When Les mains de Champlain – a cooperative run entirely by students – established from scratch the extracurricular project L’augmentation du goût de la vie, it immediately had a major impact on the community. Covering an area of 6,000 square feet, the vegetable garden is not only a learning laboratory for young students, it has also become an intergenerational meeting place. In fact, the garden is now regarded as a kind of oasis of calm for neighbourhood residents who voluntarily stop by to lend the students a hand and even share their expertise in the area of horticulture.
“Our cooperative was looking to espouse a social cause which at the same time would provide the school with a rallying project. In setting up the garden in collaboration with the school board, the city of Longueuil and the L’entraide chez nous organization, which redistributes vegetables to families, the students discovered the rewards of volunteer work and created a synergy the upshot of which is that they are now more present at school and work together for a good cause,” recounts Daniel Lefebvre, one of the teachers in charge of the project.
As the school is a vocational training centre attended by young people suffering from behaviour disorders and learning disabilities, the daily absenteeism rate often reached 50%, but ever since the project was launched, this rate has dropped significantly and is now just over 10%. And as the school teaches gardening, woodworking and cooking, every single student can do their share in the garden’s development. Some students oversee every aspect from beginning to end such as the sowing and fertilizing, as well as preparing and transplanting the seedlings, watering, weeding and finally harvesting, while others such as those taking woodworking have designed and set up a pond area and created outdoor urban furniture. As for the cooking students, they have the chance to develop their techniques using the vegetables harvested from the garden, which they make into meals served in the school cafeteria.
“In addition to higher student attendance and a decrease in undesirable behaviour, I have also noticed that, because of this innovative project, the students can now benefit from enriched learning experiences. It is a rallying project for the entire team and for our students who can now have a say in the realities they face,” recounts school principal Benoît Miousse.
The project has truly had a tangible impact on young people. It’s almost as though the vegetable garden has become a safe haven where young people naturally go to wind down. “For example, we have a privilege system for the students at school that rewards them for good behaviour,” Mr. Lefebvre explains. “This year, when students are granted a privilege, most of the time, they choose to go and work in the garden. It just goes to show how important it is to them. The only thing is, they feel so useful that sometimes you feel like telling them to stop working.”
A member of Québec’s network of collective gardens, the vegetable garden established by the students at Hélène-de-Champlain high school is currently in the process of obtaining its organic certification. And because the results are more than positive, plans to double the size of the garden by summer 2010 are currently under way.

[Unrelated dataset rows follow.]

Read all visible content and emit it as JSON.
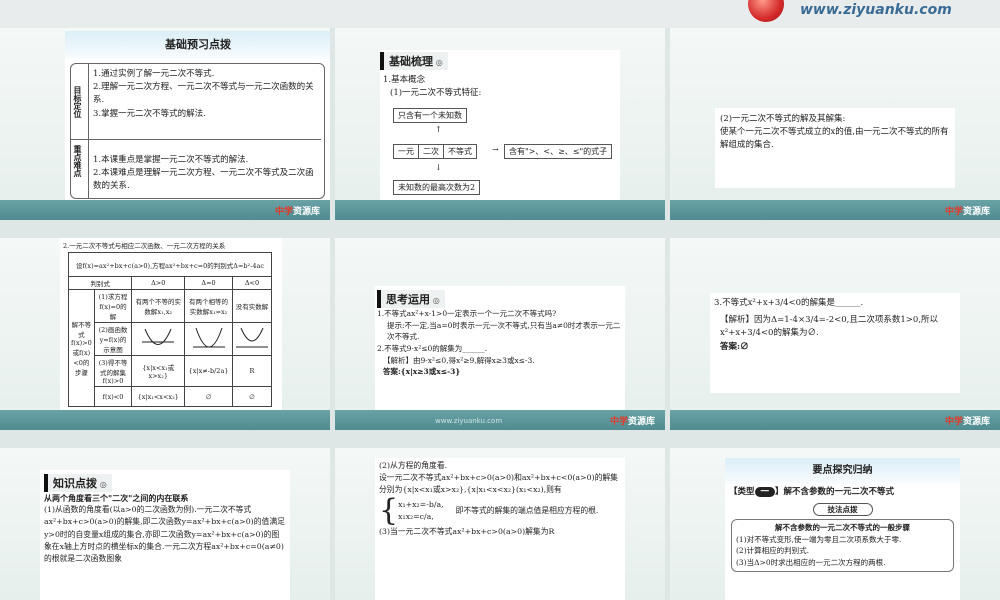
{
  "header": {
    "site_url": "www.ziyuanku.com"
  },
  "brand": {
    "name": "中学",
    "sub": "资源库"
  },
  "tile1": {
    "title": "基础预习点拨",
    "objectives_label": "目标定位",
    "objectives": [
      "1.通过实例了解一元二次不等式.",
      "2.理解一元二次方程、一元二次不等式与一元二次函数的关系.",
      "3.掌握一元二次不等式的解法."
    ],
    "key_label": "重点难点",
    "key": [
      "1.本课重点是掌握一元二次不等式的解法.",
      "2.本课难点是理解一元二次方程、一元二次不等式及二次函数的关系."
    ]
  },
  "tile2": {
    "heading": "基础梳理",
    "section": "1.基本概念",
    "sub": "(1)一元二次不等式特征:",
    "box_top": "只含有一个未知数",
    "box_items": [
      "一元",
      "二次",
      "不等式"
    ],
    "box_right": "含有\">、<、≥、≤\"的式子",
    "box_bottom": "未知数的最高次数为2"
  },
  "tile3": {
    "title": "(2)一元二次不等式的解及其解集:",
    "body": "使某个一元二次不等式成立的x的值,由一元二次不等式的所有解组成的集合."
  },
  "tile4": {
    "caption": "2.一元二次不等式与相应二次函数、一元二次方程的关系",
    "row_setup": "设f(x)=ax²+bx+c(a>0),方程ax²+bx+c=0的判别式Δ=b²-4ac",
    "cols": [
      "判别式",
      "Δ>0",
      "Δ=0",
      "Δ<0"
    ],
    "rows": [
      {
        "label": "(1)求方程f(x)=0的解",
        "cells": [
          "有两个不等的实数解x₁,x₂",
          "有两个相等的实数解x₁=x₂",
          "没有实数解"
        ]
      },
      {
        "label": "(2)画函数y=f(x)的示意图",
        "cells": [
          "",
          "",
          ""
        ]
      },
      {
        "label": "f(x)>0",
        "cells": [
          "{x|x<x₁或x>x₂}",
          "{x|x≠-b/2a}",
          "R"
        ]
      },
      {
        "label": "f(x)<0",
        "cells": [
          "{x|x₁<x<x₂}",
          "∅",
          "∅"
        ]
      }
    ],
    "side_label": "解不等式f(x)>0或f(x)<0的步骤",
    "solution_label": "(3)得不等式的解集"
  },
  "tile5": {
    "heading": "思考运用",
    "q1": "1.不等式ax²+x-1>0一定表示一个一元二次不等式吗?",
    "a1": "提示:不一定,当a=0时表示一元一次不等式,只有当a≠0时才表示一元二次不等式.",
    "q2": "2.不等式9-x²≤0的解集为______.",
    "a2": "【解析】由9-x²≤0,得x²≥9,解得x≥3或x≤-3.",
    "ans2": "答案:{x|x≥3或x≤-3}"
  },
  "tile6": {
    "q": "3.不等式x²+x+3/4<0的解集是______.",
    "a": "【解析】因为Δ=1-4×3/4=-2<0,且二次项系数1>0,所以x²+x+3/4<0的解集为∅.",
    "ans": "答案:∅"
  },
  "tile7": {
    "heading": "知识点拨",
    "title": "从两个角度看三个\"二次\"之间的内在联系",
    "body": "(1)从函数的角度看(以a>0的二次函数为例).一元二次不等式ax²+bx+c>0(a>0)的解集,即二次函数y=ax²+bx+c(a>0)的值满足y>0时的自变量x组成的集合,亦即二次函数y=ax²+bx+c(a>0)的图象在x轴上方时点的横坐标x的集合.一元二次方程ax²+bx+c=0(a≠0)的根就是二次函数图象"
  },
  "tile8": {
    "p1": "(2)从方程的角度看.",
    "p2": "设一元二次不等式ax²+bx+c>0(a>0)和ax²+bx+c<0(a>0)的解集分别为{x|x<x₁或x>x₂},{x|x₁<x<x₂}(x₁<x₂),则有",
    "sys1": "x₁+x₂=-b/a,",
    "sys2": "x₁x₂=c/a,",
    "p3": "即不等式的解集的端点值是相应方程的根.",
    "p4": "(3)当一元二次不等式ax²+bx+c>0(a>0)解集为R"
  },
  "tile9": {
    "title": "要点探究归纳",
    "type_label": "【类型",
    "type_num": "一",
    "type_text": "】解不含参数的一元二次不等式",
    "method": "技法点拨",
    "subhead": "解不含参数的一元二次不等式的一般步骤",
    "steps": [
      "(1)对不等式变形,使一端为零且二次项系数大于零.",
      "(2)计算相应的判别式.",
      "(3)当Δ>0时求出相应的一元二次方程的两根."
    ]
  }
}
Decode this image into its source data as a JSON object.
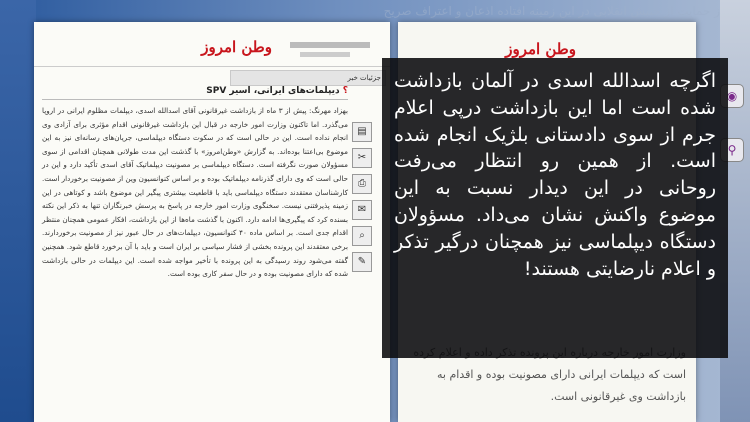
{
  "background": {
    "faded_text": "ز حمایت از جنبش انقلابی در این زمینه افتاده اذعان و اعتراف صریح"
  },
  "left_page": {
    "logo": "وطن امروز",
    "news_tab": "جزئیات خبر",
    "article_title_prefix": "؟",
    "article_title": "دیپلمات‌های ایرانی، اسیر SPV",
    "article_body": "بهزاد مهرنگ: پیش از ۳ ماه از بازداشت غیرقانونی آقای اسدالله اسدی، دیپلمات مظلوم ایرانی در اروپا می‌گذرد. اما تاکنون وزارت امور خارجه در قبال این بازداشت غیرقانونی اقدام مؤثری برای آزادی وی انجام نداده است. این در حالی است که در سکوت دستگاه دیپلماسی، جریان‌های رسانه‌ای نیز به این موضوع بی‌اعتنا بوده‌اند. به گزارش «وطن‌امروز» با گذشت این مدت طولانی همچنان اقدامی از سوی مسؤولان صورت نگرفته است. دستگاه دیپلماسی بر مصونیت دیپلماتیک آقای اسدی تأکید دارد و این در حالی است که وی دارای گذرنامه دیپلماتیک بوده و بر اساس کنوانسیون وین از مصونیت برخوردار است. کارشناسان معتقدند دستگاه دیپلماسی باید با قاطعیت بیشتری پیگیر این موضوع باشد و کوتاهی در این زمینه پذیرفتنی نیست. سخنگوی وزارت امور خارجه در پاسخ به پرسش خبرنگاران تنها به ذکر این نکته بسنده کرد که پیگیری‌ها ادامه دارد. اکنون با گذشت ماه‌ها از این بازداشت، افکار عمومی همچنان منتظر اقدام جدی است. بر اساس ماده ۴۰ کنوانسیون، دیپلمات‌های در حال عبور نیز از مصونیت برخوردارند. برخی معتقدند این پرونده بخشی از فشار سیاسی بر ایران است و باید با آن برخورد قاطع شود. همچنین گفته می‌شود روند رسیدگی به این پرونده با تأخیر مواجه شده است. این دیپلمات در حالی بازداشت شده که دارای مصونیت بوده و در حال سفر کاری بوده است."
  },
  "right_page": {
    "logo": "وطن امروز",
    "bottom_text": "وزارت امور خارجه درباره این پرونده تذکر داده و اعلام کرده است که دیپلمات ایرانی دارای مصونیت بوده و اقدام به بازداشت وی غیرقانونی است."
  },
  "overlay": {
    "text": "اگرچه اسدالله اسدی در آلمان بازداشت شده است اما این بازداشت درپی اعلام جرم از سوی دادستانی بلژیک انجام شده است. از همین رو انتظار می‌رفت روحانی در این دیدار نسبت به این موضوع واکنش نشان می‌داد. مسؤولان دستگاه دیپلماسی نیز همچنان درگیر تذکر و اعلام نارضایتی هستند!"
  },
  "colors": {
    "logo_red": "#c8161d",
    "overlay_bg": "#0a0a0c",
    "background_blue": "#2b5a9e"
  },
  "icons": [
    "pdf-icon",
    "cut-icon",
    "print-icon",
    "email-icon",
    "zoom-icon",
    "note-icon"
  ]
}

At the young age of 14, the Coopérative’s president Maxime Landreville asserts that the launch of the vegetable garden has changed many things for many people including himself. “I could never seem to find the motivation to go to school but now it’s the complete opposite. I have come to realize that I have the power to help others and I have gained a lot of self-confidence. It has also been a huge lesson in humanitarian aid and this is something that will stay with me all my life.”